THE PROPERTY OF A EUROPEAN COLLECTOR
Hans Bellmer (1902-1975)

細節
Hans Bellmer (1902-1975)

Les Mains Inarticulées

signed and dated lower right Bellmer 1950, inscribed on the stretcher Les Mains, gouache on canvas
29 x 34 1/2in. (73.8 x 87.7cm.)

Executed in 1950

來源
Galerie André François Petit, Paris
Werner Kunze, Berlin, from whom bought by the present owner circa 1973

拍品專文

Bellmer initiated his career as an artist by making an artificial doll, inspired by the story of Coppelia in Max Reinhardt's production of The Tales of Hoffman. He went on to construct jointed and articulated dolls in the forms of adolescent girls and photographed them in a variety of postures. He joined the Surrealist movement in Paris after these photographs were published in the Surrealists' publication Le Minotaure. He was enthusiastically received by Breton and Eluard. In 1938, after the death of his wife, Bellmer took up permanent residence in Paris. About this period, he started to execute a series of composite images in his drawings and paintings, which took as their starting point the theme of dolls. Multiple imagery was characteristic of Surrealism at this time but Bellmer's personal concept was to clarify the nature of his hybrids to reveal through a tangle of bodies and limbs the real anatomy of desire. "He dissected what he called the 'physical unconscious', the images which a man can create for himself of his own body or of that of a woman he desires. He composed hybrid women, most frequently by giving concrete form to various attitudes in one image. "If, instead of selecting only three or four moments of a movement (as is done, for instance, in manuals of gymnastics), all these movements are added integrally and in the form of an object, the result is a visual synthesis of the curves and surfaces along which each point of the body moves", Bellmer wrote in his Anatomie de l'image (1957)." (S. Alexandrian, Surrealist Art, London, 1991, p. 118.)

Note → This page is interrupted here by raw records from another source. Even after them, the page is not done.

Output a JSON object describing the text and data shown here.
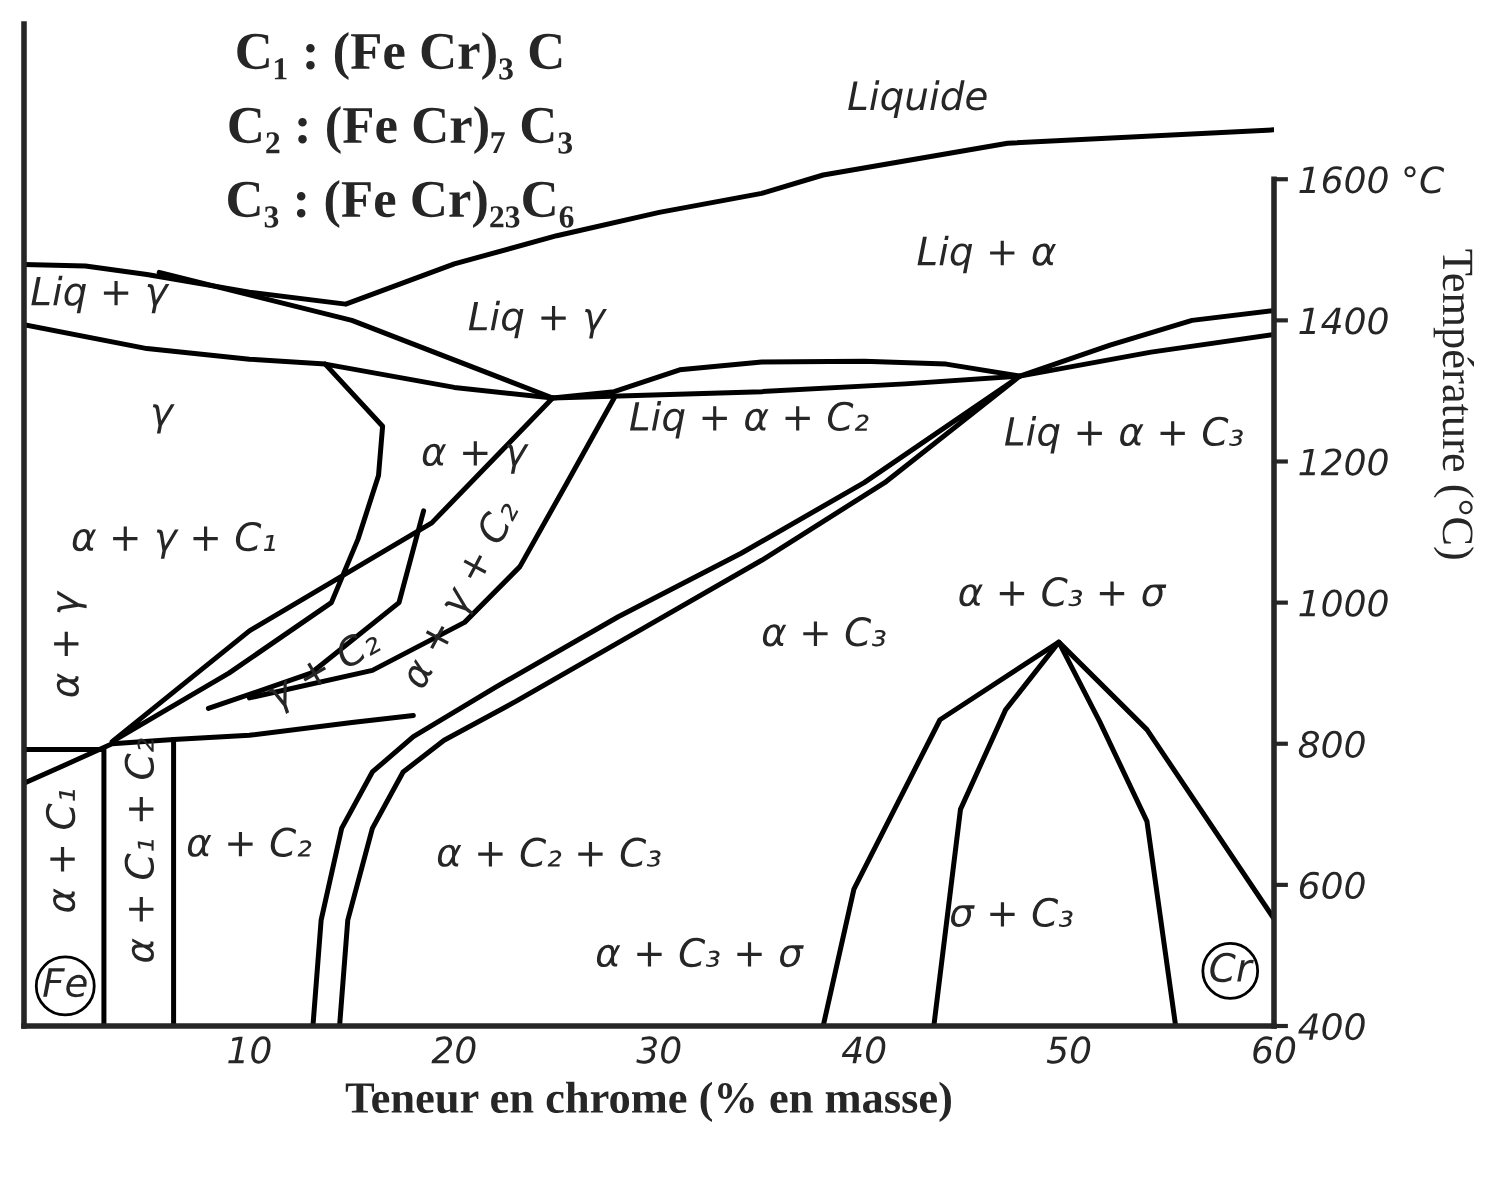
{
  "chart_data": {
    "type": "line",
    "xlabel": "Teneur en chrome (% en masse)",
    "ylabel": "Température (°C)",
    "xlim": [
      -1,
      60
    ],
    "ylim": [
      400,
      1820
    ],
    "xticks": [
      10,
      20,
      30,
      40,
      50,
      60
    ],
    "yticks": [
      400,
      600,
      800,
      1000,
      1200,
      1400,
      {
        "value": 1600,
        "label": "1600 °C"
      }
    ],
    "grid": false,
    "legend": false,
    "marker": "none",
    "line_style": "solid",
    "series": [
      {
        "color": "#000000",
        "x": [
          -1,
          2,
          5,
          10,
          14.7,
          20,
          25,
          30,
          35,
          38,
          47,
          60
        ],
        "values": [
          1479,
          1477,
          1465,
          1440,
          1423,
          1480,
          1520,
          1553,
          1580,
          1606,
          1651,
          1670
        ]
      },
      {
        "color": "#000000",
        "x": [
          5.6,
          15,
          24.8,
          27.8,
          31,
          35,
          40,
          44,
          47.6,
          52,
          56,
          60
        ],
        "values": [
          1468,
          1400,
          1290,
          1299,
          1330,
          1341,
          1342,
          1338,
          1321,
          1365,
          1400,
          1414
        ]
      },
      {
        "color": "#000000",
        "x": [
          -1,
          5,
          10,
          13.7,
          20,
          24.8,
          35,
          42,
          47.6,
          54,
          60
        ],
        "values": [
          1394,
          1360,
          1345,
          1338,
          1305,
          1290,
          1299,
          1310,
          1321,
          1355,
          1380
        ]
      },
      {
        "color": "#000000",
        "x": [
          13.7,
          16.5,
          16.3,
          15.3,
          14,
          9,
          3.3,
          10,
          18.9,
          24.8
        ],
        "values": [
          1338,
          1250,
          1180,
          1090,
          1000,
          900,
          803,
          960,
          1113,
          1290
        ]
      },
      {
        "color": "#000000",
        "x": [
          18.5,
          17.3,
          13,
          8
        ],
        "values": [
          1130,
          1000,
          900,
          850
        ]
      },
      {
        "color": "#000000",
        "x": [
          27.8,
          25.5,
          23.2,
          20.5,
          16,
          10
        ],
        "values": [
          1290,
          1170,
          1051,
          972,
          904,
          865
        ]
      },
      {
        "color": "#000000",
        "x": [
          13.1,
          13.5,
          14.5,
          16,
          18,
          22,
          28,
          34,
          40,
          47.6,
          41,
          35,
          29,
          23,
          19.5,
          17.5,
          16,
          14.8,
          14.4
        ],
        "values": [
          400,
          550,
          680,
          760,
          810,
          880,
          980,
          1070,
          1170,
          1321,
          1170,
          1060,
          960,
          860,
          805,
          760,
          680,
          550,
          400
        ]
      },
      {
        "color": "#000000",
        "x": [
          2.9,
          2.9,
          -1
        ],
        "values": [
          400,
          792,
          792
        ]
      },
      {
        "color": "#000000",
        "x": [
          -1,
          1,
          3.3,
          6.3,
          10,
          15,
          18
        ],
        "values": [
          744,
          770,
          800,
          806,
          812,
          830,
          840
        ]
      },
      {
        "color": "#000000",
        "x": [
          6.3,
          6.3
        ],
        "values": [
          400,
          806
        ]
      },
      {
        "color": "#000000",
        "x": [
          38,
          39.5,
          43.7,
          49.5,
          53.8,
          60
        ],
        "values": [
          400,
          594,
          834,
          944,
          820,
          552
        ]
      },
      {
        "color": "#000000",
        "x": [
          43.4,
          44.7,
          46.9,
          49.5,
          51.5,
          53.8,
          55.2
        ],
        "values": [
          400,
          707,
          848,
          944,
          831,
          690,
          400
        ]
      }
    ],
    "annotations": [
      "C₁ : (Fe Cr)₃ C",
      "C₂ : (Fe Cr)₇ C₃",
      "C₃ : (Fe Cr)₂₃C₆",
      "Liquide",
      "Liq + α",
      "Liq + γ",
      "Liq + γ",
      "γ",
      "α + γ",
      "Liq + α + C₂",
      "Liq + α + C₃",
      "α + γ + C₁",
      "γ + C₂",
      "α + γ + C₂",
      "α + γ",
      "α + C₁",
      "α + C₁ + C₂",
      "α + C₂",
      "α + C₂ + C₃",
      "α + C₃ + σ",
      "α + C₃",
      "α + C₃ + σ",
      "σ + C₃",
      "Fe",
      "Cr"
    ]
  }
}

The present painting was executed in 1950. Bellmer was fascinated by the movement of hands and he made numerous drawings of this motif throughout his life and there is a drawing of the identical image in reverse illustrated in P. Webb, Hans Bellmer, London, 1985, p. 211, entitled Hands, a pencil drawing heightened with white gouache, executed in 1954.

Bellmer also published the subject, in reverse, as a lithograph titled Les Mains Articulées in 1954 in an edition of 59 (André Pieyre de Mandiargues, Hans Bellmer, oeuvre gravé, Paris, 1969, no. 29, illustrated).